In November 2019, library staff attended one of the Open Textbook Network workshops hosted by PASCAL, as part of our efforts to work with faculty who want to review open educational resources. The library is in the early stages of finding ways it can support faculty who want to remix and create open educational resources.
Faculty outreach has been instrumental in Lander University’s Affordable Learning Initiative. Pictured, left, is a flier from a faculty drop-in event.
Professor Mark Knockemus, Instructor of English and Religion at Northeastern Technical College, talks about what brought him to using Open Educational Resources (OER) in his English class and how he has expanded that into his other classes. He also talks about why he believes that OER is beneficial to both the professor and students and ways that faculty could work together to create new OER.
The University of South Carolina Libraries has provided free access to course materials for over a century. Records dating back to 1912 document the Libraries purchasing and making available course materials for students. In 2008, a formal course reserves textbook program was started in response to a Student Government initiative, placing at least one copy of each assigned textbook on reserve for every course with over one hundred students enrolled. In addition, the Libraries support streaming films and an electronic reserves service to make course content available through UofSC’s learning management system, Blackboard.

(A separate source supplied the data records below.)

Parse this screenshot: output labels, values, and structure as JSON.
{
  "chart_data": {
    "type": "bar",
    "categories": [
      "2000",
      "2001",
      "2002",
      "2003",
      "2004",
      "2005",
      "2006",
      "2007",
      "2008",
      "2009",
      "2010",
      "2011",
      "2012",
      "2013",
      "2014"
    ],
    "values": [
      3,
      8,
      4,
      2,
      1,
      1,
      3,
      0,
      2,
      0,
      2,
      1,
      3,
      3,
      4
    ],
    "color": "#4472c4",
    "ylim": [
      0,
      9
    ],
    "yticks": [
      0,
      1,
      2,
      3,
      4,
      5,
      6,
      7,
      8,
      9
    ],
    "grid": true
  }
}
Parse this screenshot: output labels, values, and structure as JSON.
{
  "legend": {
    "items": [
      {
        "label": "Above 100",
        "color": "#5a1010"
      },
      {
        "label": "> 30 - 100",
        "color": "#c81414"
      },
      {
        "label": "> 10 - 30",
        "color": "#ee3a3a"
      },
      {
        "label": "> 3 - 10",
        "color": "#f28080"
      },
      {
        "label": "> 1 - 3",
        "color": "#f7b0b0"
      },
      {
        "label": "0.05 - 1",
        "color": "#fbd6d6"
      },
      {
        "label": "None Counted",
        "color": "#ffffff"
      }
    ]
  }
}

Alongside these traditional course material services, the University Libraries has been active in promoting the use of open educational resources, or OER, to instructors since 2015. In partnership with Student Government, the Libraries created an award to facilitate faculty adoption of OER and other no-cost materials, such as library-licensed content. This initiative, affectionately named the SCoer Award, offers faculty a stipend for attending a librarian-led workshop and then transitioning to a course completely free of textbook costs over an academic year. This award has led to upfront cost-savings of over $384,000 for students.
Beyond offering the SCoer Award, librarians have been leaders in supporting the use of OER across campus. Librarians have hosted workshops and spoken at several significant gatherings and events, ranging from Faculty Senate meetings to a Provost’s Retreat. The Libraries have hosted Open Education Week events annually since 2017, gathering students and faculty through a variety of approaches to discuss textbook affordability and opportunities to remove costs and other success barriers associated with traditional course materials.

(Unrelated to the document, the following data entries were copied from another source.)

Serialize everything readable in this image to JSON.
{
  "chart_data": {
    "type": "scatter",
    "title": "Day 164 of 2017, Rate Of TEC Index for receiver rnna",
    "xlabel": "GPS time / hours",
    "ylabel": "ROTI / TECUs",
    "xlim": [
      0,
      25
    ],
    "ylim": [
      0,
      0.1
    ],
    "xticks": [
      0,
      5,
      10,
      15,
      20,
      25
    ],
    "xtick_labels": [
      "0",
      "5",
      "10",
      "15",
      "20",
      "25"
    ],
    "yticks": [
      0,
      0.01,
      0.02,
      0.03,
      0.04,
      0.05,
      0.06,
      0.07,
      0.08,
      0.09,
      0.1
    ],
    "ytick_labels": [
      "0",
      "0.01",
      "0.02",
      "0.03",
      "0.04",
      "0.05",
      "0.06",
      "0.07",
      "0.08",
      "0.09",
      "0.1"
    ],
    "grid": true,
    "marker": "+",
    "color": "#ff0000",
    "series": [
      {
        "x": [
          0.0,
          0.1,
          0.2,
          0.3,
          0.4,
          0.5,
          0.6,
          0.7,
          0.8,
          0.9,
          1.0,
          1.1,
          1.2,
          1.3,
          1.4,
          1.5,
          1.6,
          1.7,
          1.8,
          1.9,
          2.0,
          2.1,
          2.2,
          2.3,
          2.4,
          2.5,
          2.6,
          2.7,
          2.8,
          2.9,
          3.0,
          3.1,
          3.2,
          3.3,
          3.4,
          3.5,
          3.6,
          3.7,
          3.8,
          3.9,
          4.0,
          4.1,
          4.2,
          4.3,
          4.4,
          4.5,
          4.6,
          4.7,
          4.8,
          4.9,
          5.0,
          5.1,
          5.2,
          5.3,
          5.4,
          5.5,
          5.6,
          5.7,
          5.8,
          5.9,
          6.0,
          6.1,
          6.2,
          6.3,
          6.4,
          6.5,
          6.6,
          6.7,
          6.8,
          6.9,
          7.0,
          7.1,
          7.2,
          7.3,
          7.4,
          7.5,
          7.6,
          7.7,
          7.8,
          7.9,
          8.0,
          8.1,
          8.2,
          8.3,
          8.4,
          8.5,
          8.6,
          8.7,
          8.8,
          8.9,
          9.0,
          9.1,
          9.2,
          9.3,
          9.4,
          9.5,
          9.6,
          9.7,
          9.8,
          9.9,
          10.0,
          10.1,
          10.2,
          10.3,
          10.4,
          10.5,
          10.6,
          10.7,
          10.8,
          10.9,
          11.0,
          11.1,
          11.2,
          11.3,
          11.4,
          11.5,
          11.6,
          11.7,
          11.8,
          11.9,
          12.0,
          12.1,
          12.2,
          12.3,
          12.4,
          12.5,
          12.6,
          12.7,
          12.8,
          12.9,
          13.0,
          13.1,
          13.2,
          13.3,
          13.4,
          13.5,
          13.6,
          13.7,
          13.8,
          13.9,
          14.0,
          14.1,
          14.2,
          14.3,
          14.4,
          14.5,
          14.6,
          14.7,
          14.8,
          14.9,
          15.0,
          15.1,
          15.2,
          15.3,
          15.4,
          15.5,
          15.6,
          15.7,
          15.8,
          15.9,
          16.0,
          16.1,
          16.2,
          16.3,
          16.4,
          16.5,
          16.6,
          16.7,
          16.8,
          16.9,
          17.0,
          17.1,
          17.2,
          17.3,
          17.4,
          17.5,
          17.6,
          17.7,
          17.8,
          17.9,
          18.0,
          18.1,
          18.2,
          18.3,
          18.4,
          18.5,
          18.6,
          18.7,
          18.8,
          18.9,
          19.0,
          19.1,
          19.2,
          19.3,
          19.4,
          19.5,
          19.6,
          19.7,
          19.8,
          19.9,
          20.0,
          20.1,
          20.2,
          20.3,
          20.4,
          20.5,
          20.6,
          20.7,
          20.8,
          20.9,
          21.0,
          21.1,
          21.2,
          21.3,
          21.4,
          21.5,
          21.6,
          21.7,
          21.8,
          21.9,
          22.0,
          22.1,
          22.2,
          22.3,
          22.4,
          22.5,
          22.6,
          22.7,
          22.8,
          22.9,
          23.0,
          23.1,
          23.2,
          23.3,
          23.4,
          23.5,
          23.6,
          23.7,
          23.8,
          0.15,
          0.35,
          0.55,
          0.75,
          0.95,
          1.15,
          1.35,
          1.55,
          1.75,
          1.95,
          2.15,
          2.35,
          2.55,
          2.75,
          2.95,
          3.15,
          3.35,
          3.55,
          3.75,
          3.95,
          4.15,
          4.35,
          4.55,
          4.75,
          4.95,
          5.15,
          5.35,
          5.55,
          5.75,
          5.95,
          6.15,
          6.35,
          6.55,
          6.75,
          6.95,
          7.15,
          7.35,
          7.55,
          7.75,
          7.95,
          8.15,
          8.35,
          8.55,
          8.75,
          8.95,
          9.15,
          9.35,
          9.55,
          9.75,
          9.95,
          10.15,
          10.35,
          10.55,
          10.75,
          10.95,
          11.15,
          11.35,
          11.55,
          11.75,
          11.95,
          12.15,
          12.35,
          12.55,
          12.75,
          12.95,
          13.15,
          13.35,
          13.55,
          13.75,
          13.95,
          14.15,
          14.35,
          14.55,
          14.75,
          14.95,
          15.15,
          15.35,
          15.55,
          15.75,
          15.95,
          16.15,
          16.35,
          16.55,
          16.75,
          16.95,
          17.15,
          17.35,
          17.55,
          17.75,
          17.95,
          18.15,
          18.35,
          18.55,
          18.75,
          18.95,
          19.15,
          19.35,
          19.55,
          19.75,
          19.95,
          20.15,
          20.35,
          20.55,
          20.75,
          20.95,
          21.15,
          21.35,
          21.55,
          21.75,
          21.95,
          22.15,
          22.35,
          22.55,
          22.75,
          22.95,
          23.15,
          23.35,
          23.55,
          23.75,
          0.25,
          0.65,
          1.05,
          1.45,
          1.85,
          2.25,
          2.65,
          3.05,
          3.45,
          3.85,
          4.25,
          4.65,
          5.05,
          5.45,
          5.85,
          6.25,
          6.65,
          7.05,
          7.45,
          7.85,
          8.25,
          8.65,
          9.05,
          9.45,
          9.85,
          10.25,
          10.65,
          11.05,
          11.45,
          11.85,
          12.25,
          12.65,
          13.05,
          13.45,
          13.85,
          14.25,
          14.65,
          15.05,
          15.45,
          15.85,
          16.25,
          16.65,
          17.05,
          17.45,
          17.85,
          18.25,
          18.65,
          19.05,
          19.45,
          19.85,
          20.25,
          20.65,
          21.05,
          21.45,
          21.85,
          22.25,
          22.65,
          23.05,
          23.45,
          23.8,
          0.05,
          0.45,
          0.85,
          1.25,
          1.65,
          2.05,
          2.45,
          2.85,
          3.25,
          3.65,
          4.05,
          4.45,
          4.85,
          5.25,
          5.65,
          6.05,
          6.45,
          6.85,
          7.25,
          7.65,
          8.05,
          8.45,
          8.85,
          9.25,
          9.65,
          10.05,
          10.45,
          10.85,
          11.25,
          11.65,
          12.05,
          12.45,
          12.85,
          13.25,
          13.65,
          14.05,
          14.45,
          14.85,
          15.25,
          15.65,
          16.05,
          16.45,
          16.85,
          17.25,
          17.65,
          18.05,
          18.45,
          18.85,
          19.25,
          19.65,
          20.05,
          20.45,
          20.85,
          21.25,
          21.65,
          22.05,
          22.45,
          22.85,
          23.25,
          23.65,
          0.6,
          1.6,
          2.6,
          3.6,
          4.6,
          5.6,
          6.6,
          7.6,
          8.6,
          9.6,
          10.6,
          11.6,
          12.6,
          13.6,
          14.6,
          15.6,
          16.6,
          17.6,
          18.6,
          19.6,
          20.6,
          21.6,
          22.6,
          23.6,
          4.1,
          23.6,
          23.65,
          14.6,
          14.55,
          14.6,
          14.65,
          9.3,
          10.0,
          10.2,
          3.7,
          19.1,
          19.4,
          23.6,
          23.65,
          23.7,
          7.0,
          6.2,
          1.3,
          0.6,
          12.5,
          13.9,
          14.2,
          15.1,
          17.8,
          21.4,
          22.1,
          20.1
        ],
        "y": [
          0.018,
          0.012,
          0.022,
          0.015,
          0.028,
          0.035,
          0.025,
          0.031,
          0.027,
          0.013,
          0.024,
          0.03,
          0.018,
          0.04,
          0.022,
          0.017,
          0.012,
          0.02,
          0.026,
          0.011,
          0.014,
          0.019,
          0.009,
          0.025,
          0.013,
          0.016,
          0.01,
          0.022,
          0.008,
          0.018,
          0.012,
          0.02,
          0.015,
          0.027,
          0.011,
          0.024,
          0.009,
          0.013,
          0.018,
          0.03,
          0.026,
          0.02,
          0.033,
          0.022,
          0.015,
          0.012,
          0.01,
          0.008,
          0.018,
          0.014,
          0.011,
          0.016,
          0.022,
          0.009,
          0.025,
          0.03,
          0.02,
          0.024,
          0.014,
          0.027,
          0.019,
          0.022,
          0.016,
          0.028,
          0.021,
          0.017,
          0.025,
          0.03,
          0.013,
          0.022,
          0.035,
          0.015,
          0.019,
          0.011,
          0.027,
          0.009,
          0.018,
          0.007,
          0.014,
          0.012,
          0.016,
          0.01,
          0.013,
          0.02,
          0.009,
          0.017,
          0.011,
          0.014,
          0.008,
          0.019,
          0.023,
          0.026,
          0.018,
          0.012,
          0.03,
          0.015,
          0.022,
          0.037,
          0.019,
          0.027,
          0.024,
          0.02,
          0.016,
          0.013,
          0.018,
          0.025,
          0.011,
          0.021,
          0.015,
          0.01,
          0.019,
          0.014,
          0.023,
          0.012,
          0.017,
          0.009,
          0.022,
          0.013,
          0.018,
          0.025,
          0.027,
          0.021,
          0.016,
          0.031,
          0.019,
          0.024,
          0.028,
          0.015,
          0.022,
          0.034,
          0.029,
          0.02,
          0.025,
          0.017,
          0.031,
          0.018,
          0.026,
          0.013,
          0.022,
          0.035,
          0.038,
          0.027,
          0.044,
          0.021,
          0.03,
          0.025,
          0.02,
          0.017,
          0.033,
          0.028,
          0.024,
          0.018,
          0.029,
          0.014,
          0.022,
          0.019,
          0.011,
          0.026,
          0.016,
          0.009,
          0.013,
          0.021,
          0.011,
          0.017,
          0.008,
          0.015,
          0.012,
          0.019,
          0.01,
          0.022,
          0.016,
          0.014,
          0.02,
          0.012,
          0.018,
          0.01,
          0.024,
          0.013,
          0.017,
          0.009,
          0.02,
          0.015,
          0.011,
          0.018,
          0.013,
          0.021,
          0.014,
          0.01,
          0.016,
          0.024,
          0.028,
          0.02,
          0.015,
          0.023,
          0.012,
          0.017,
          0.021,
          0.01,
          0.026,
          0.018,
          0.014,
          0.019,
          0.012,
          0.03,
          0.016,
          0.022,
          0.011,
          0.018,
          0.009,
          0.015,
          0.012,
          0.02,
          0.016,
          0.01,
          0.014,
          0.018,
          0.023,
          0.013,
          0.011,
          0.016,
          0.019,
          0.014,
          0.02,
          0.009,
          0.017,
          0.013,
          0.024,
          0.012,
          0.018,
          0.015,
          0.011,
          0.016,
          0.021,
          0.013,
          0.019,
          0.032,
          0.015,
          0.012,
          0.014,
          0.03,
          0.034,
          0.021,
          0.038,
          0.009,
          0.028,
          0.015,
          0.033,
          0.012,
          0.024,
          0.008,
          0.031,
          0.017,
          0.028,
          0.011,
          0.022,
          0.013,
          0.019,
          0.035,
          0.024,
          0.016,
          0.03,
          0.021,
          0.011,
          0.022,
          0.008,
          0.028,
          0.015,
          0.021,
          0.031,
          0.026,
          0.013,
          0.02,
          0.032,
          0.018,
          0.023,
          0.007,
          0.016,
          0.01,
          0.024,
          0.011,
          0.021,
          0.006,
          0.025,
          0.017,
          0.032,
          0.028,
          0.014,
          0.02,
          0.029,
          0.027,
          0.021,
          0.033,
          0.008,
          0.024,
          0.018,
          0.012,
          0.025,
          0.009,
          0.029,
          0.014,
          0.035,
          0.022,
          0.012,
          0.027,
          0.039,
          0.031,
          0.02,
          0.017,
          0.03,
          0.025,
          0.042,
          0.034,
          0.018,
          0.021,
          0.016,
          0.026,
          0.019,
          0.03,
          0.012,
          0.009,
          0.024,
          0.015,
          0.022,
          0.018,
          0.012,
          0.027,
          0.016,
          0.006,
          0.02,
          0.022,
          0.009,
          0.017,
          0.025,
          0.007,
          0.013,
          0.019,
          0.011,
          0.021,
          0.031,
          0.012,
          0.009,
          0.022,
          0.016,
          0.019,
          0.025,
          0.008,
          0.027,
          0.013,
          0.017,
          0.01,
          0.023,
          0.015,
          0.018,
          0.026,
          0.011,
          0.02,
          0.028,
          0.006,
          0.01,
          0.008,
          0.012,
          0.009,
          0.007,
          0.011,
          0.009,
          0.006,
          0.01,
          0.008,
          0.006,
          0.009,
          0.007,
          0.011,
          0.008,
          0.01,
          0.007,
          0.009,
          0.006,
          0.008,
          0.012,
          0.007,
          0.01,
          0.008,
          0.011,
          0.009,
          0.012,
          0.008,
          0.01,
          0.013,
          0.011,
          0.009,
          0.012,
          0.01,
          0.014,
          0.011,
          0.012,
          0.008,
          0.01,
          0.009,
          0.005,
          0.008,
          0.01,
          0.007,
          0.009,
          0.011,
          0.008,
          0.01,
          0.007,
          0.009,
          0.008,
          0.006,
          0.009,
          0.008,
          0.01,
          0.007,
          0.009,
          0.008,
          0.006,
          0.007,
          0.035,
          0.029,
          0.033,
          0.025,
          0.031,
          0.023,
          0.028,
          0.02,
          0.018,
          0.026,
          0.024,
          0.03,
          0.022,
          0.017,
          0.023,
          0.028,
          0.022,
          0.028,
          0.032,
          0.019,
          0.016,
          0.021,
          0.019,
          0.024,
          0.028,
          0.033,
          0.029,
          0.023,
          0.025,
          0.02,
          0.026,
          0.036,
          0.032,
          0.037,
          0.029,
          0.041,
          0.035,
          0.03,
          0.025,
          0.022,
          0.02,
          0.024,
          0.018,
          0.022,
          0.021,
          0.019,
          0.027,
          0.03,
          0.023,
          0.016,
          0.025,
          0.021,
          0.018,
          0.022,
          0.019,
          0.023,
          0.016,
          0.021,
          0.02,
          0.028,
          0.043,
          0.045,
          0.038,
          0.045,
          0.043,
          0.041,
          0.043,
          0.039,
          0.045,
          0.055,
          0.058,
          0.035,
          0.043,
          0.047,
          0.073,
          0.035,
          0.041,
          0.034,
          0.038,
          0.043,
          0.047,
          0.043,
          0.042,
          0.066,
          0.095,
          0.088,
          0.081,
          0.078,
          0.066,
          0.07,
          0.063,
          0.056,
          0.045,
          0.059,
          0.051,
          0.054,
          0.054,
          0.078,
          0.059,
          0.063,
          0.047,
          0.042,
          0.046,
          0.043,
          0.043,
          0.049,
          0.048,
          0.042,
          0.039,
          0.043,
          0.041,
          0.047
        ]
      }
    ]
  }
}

In collaboration with Student Government, the Libraries support a ‘Professors for Student Affordability’ distinction to recognize instructors teaching classes that do not require students to purchase course materials. Recipients are listed on the Libraries’ OER LibGuide and receive a personalized letter of thanks from the Student Body President. There are currently 37 instructors who have been recognized as a Professor for Student Affordability.
The Libraries additionally offer a syllabus review service to assist instructors interested in investigating open and freely available course materials. Upon request, a librarian will perform a preliminary review of alternative materials that may be compatible with the existing course curriculum.

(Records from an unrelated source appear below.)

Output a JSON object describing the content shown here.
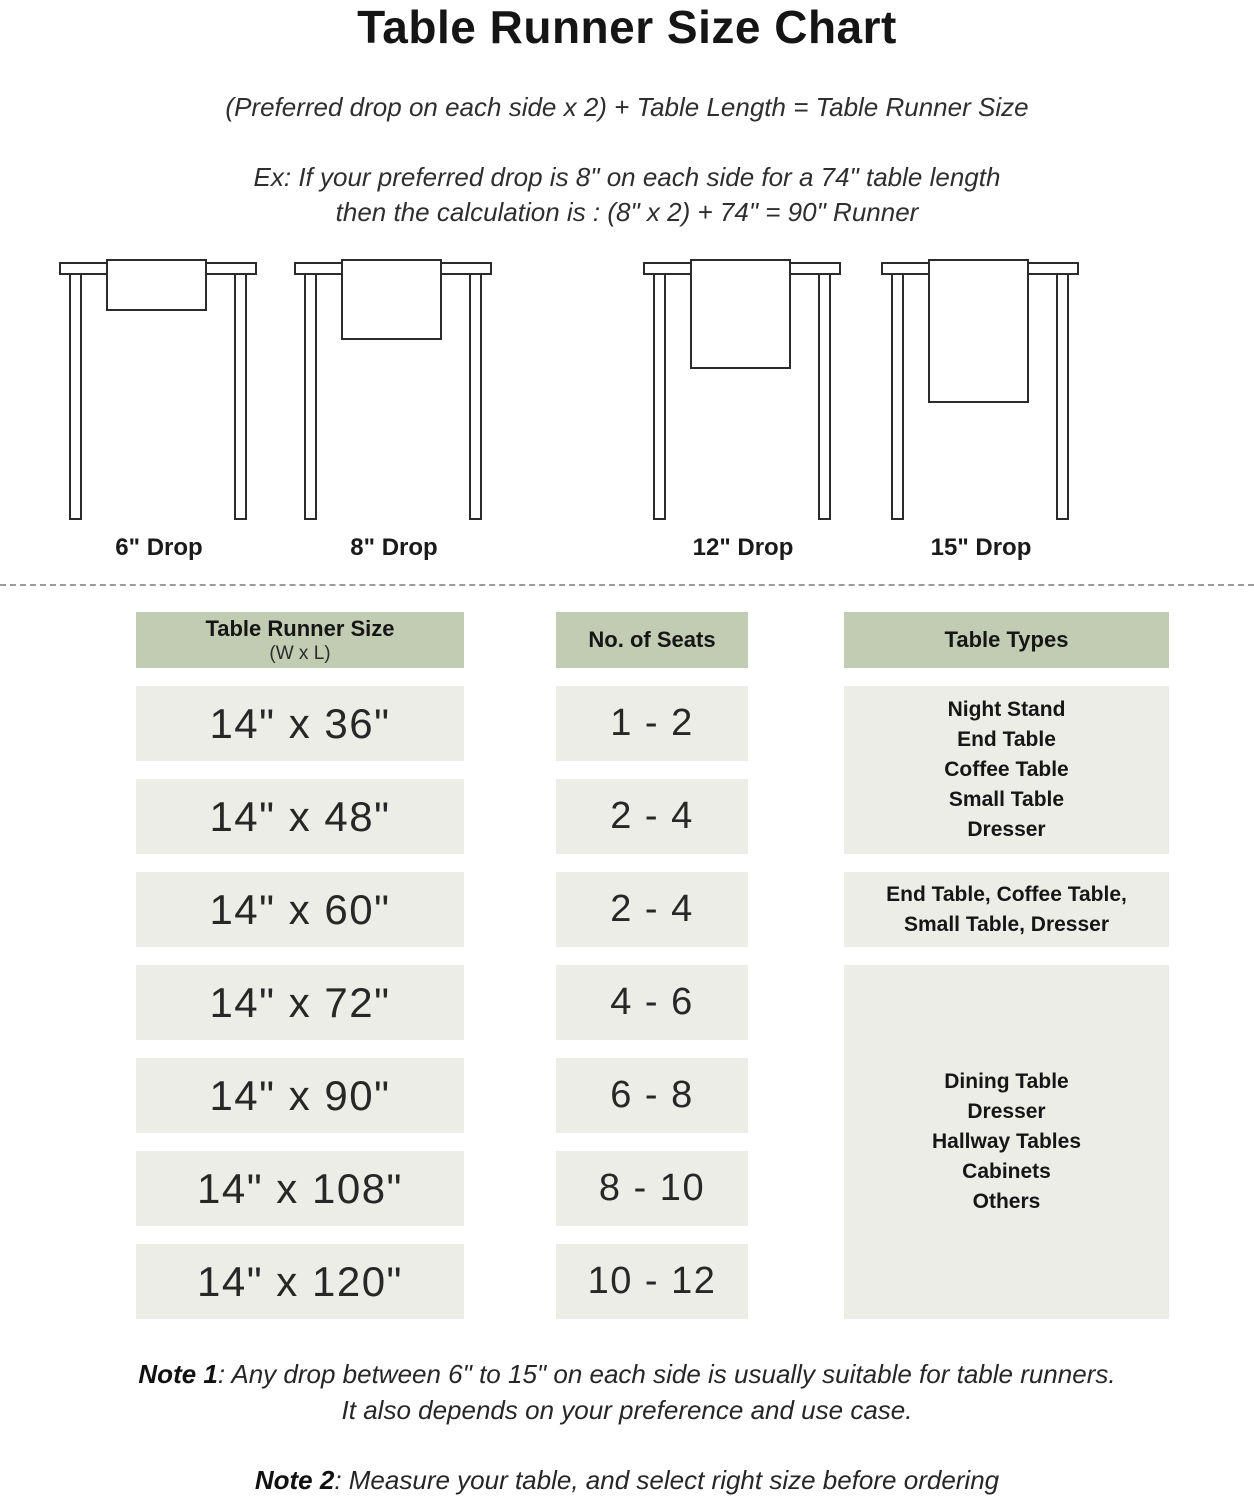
{
  "title": "Table Runner Size Chart",
  "formula": "(Preferred drop on each side x 2) + Table Length = Table Runner Size",
  "example": {
    "line1": "Ex: If your preferred drop is 8\" on each side for a 74\" table length",
    "line2": "then the calculation is : (8\" x 2) + 74\" = 90\" Runner"
  },
  "diagrams": [
    {
      "label": "6\" Drop"
    },
    {
      "label": "8\" Drop"
    },
    {
      "label": "12\" Drop"
    },
    {
      "label": "15\" Drop"
    }
  ],
  "table": {
    "columns": [
      {
        "header": "Table Runner Size",
        "subheader": "(W x L)"
      },
      {
        "header": "No. of Seats"
      },
      {
        "header": "Table Types"
      }
    ],
    "sizes": [
      "14\" x 36\"",
      "14\" x 48\"",
      "14\" x 60\"",
      "14\" x 72\"",
      "14\" x 90\"",
      "14\" x 108\"",
      "14\" x 120\""
    ],
    "seats": [
      "1 - 2",
      "2 - 4",
      "2 - 4",
      "4 - 6",
      "6 - 8",
      "8 - 10",
      "10 - 12"
    ],
    "types": [
      {
        "lines": [
          "Night Stand",
          "End Table",
          "Coffee Table",
          "Small Table",
          "Dresser"
        ]
      },
      {
        "lines": [
          "End Table, Coffee Table,",
          "Small Table, Dresser"
        ]
      },
      {
        "lines": [
          "Dining Table",
          "Dresser",
          "Hallway Tables",
          "Cabinets",
          "Others"
        ]
      }
    ]
  },
  "notes": {
    "note1_label": "Note 1",
    "note1_rest": ": Any drop between 6\" to 15\" on each side is usually suitable for table runners.",
    "note1_line2": "It also depends on your preference and use case.",
    "note2_label": "Note 2",
    "note2_rest": ": Measure your table, and select right size before ordering"
  },
  "colors": {
    "header_bg": "#c2ccb2",
    "cell_bg": "#ebede6",
    "text": "#1d1d1d",
    "divider": "#9b9b9b"
  }
}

Finally, UofSC Libraries are involved in PASCAL’s Affordable Learning initiative, SCALE. Two UofSC librarians serve as members of the taskforce, contributing time and expertise to statewide programs designed to promote and build services surrounding affordable learning.
The outreach and participation of UofSC Libraries created significant cost-savings for students. As of December 2019, UofSC students have saved over a million dollars through the use of OER and other no-cost course materials.
Above are photos from some of the University of South Carolina Libraries Affordable Learning programs. From left to right: A display recognizing faculty who participated in the Textbook Hero program; a display of OpenStax textbooks; a display of student comments about the cost of textbooks.